I have a dear cousin named Hazel. We are separated by enough years that we are almost in different generations and when I was growing up she was my model of beauty and sophistication. Looking back she kind of reminded me of the Audrey Hepburn of the 1950’s with her short dark pixie haircut and brown eyes. Her favorite perfume was White Shoulders and when I would visit she would let me dab some behind my ears.
When I grew up we became friends as well as relatives and although I moved to California in my 30’s and she remained in Pennsylvania – in fact, except for a couple of trips to New Jersey to the casinos I don’t recall her ever leaving the valley – we have always kept in touch.
I remember about ten years ago when I had flown back home to clear out my mother’s house so it could be sold, Hazel and I were at the small local airport waiting for my younger son to arrive. It was about 11 at night and bad weather had delayed his plane. Now this is a really small airport and at that time of night there was nobody around – not even in the coffee shop or ticket counters.
It was right out of the twilight zone and before long Hazel and I were laughing like lunatics. About 45 minutes later, a mysterious voice came over an intercom saying the plane had landed. Suddenly, magically, people started to appear all around us – at the ticket counter, at the luggage wheel, on the concourse – everywhere but the parking lot.
After Jason loaded his luggage in the trunk, we discovered that there was no one attending the parking check out. The swing arm gate was down and locked and the lights were going out in the terminal. After taking a vote, we decided to drive around the attendant’s booth and gate, through the flower bed, over the curb and on to the exit drive. It was a memorable evening and one that she and I both enjoy reminiscing.

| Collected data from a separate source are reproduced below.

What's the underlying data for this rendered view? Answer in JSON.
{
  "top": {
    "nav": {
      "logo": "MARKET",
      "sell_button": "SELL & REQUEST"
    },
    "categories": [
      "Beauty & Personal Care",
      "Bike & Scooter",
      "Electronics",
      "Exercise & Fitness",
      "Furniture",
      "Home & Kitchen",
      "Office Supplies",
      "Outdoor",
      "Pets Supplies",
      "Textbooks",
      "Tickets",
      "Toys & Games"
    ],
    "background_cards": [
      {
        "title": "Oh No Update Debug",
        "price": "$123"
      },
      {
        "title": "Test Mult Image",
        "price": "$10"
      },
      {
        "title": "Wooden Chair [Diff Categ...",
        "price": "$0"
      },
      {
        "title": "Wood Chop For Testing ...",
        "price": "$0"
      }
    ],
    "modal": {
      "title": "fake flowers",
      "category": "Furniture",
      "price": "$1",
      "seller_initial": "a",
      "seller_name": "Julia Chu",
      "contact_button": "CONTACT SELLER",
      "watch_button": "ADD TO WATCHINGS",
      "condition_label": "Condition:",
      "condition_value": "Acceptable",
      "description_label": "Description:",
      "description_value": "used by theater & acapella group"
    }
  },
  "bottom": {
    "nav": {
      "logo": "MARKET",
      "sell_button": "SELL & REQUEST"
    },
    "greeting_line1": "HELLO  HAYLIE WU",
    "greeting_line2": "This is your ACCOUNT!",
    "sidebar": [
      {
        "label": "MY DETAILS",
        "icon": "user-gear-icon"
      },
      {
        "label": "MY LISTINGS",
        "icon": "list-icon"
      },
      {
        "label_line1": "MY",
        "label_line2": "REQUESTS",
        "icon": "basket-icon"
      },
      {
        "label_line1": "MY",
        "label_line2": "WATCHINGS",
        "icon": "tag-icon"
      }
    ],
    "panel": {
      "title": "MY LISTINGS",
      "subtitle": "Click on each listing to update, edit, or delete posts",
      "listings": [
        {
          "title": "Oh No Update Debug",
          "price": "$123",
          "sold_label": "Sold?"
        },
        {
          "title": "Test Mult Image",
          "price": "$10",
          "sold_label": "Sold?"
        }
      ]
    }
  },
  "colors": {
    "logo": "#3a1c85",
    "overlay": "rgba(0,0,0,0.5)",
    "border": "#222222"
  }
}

I haven’t been back to Pennsylvania since my mom died but Hazel and I talk a few times a year. In fact, I talked to her last week and told her about my 50th high school reunion coming up this summer. We discussed the possibility of my journeying back but I don’t know that I am able to travel alone any more. During our long conversation, Hazel brought up the proposed trip several times, each time as if she had forgotten we had talked about it.
Yesterday there was a message on my answering machine from her. She said she didn’t know if she had been dreaming it or not and was trying to remember if I had told her I was coming home this summer. If I was I could stay with her. She had to run an errand but would call me back later that afternoon. She never called. I guess she forgot.
It is very poignant to recognize that someone you love is slowly slipping away – in mind if not in body. I am so grateful for the many memories she and I have created, memories that soon I may have to treasure alone.